Denver Gazette: Reforms needed in judging our judges
The judiciary is so powerful — and in some ways, so cloaked in secrecy — it warrants all the transparency and accountability it can muster. It must not ever appear to be above the very laws it is charged with interpreting and enforcing.
Yet, in the light of a controversy that has rocked Colorado’s highest court — and that has been covered doggedly by The Gazette — it is clear our state’s court system has fallen far short of that mark.
What the reporting has revealed is a disturbing saga involving the courts. It amounts to a fundamental breakdown in accountability by the Colorado Judicial Department and the Colorado Supreme Court, which presides over the department.
Early last year, the public learned the court’s then-chief justice allegedly approved a multimillion-dollar contract for a high-level employee who faced firing and had threatened a tell-all sex-discrimination lawsuit. The suit promised to reveal years of alleged judicial misconduct that went unpunished or was covered up.
Instead of being forthcoming and helping investigate the allegations, the Judicial Department has stonewalled.
The public — which looks to the courts to interpret and uphold the rule of law and to mete out justice — has been left to wonder whether the contract, later canceled, was awarded as hush money. Much of the state’s political establishment and leadership have been wondering, as well — about that allegation and others that have turned up since.
Even the Colorado Commission on Judicial Discipline, which is supposed to get to the bottom of such allegations, has been shut out by the Supreme Court itself. The commission released a report last month accusing the Judicial Department of refusing to comply with a subpoena the commission had issued five months earlier in its inquiry into the alleged judicial misconduct. The Supreme Court also refused to issue the funding the commission needed to pay the investigators it hired.

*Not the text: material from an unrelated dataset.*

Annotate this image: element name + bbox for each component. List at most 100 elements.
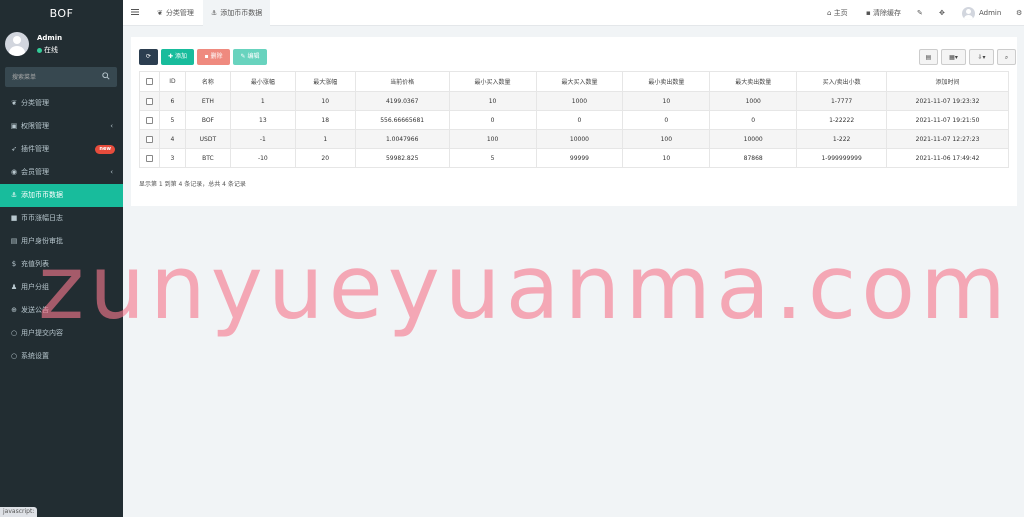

The allegations in fact spurred multiple investigations and audits, as detailed in Gazette coverage — and all the inquiries have run into one hurdle or another.
This week, a special legislative committee looking into the discipline of judges and the need for reform heard testimony from some of those who have been trying to get answers. As reported by The Gazette, reform advocates testified that Colorado’s current method of investigating and disciplining judges should be scrapped for a more independent and transparent process.
“The walls between the (commission) and public should come down,” Chris Forsyth, executive of The Judicial Integrity Project told the lawmakers. “Reduce the appearance that courts are for the wealthy and the elite. This is the path toward judicial integrity.”
Forsyth suggested that a commission appointed by various government officials and the governor should replace the current, 10-member discipline commission appointed by the chief justice and governor.
Perhaps such a reconfigured commission could be vested with the authority and independence needed to take even the highest court to task if needed.
And the public should then have access to what the commission learns, as well. As noted in this week’s Gazette report, Colorado is one of 15 states where the work of its judicial discipline commission is secret until discipline is rendered. The process is public in the other 35 states once the investigation of a complaint is finished and charges are instituted.
Whatever form the reform takes, it can’t come too soon even if it does mean going to the voters to make the necessary constitutional changes to the process. We cannot afford to lose any more confidence in those who wield the gavel in our system of justice.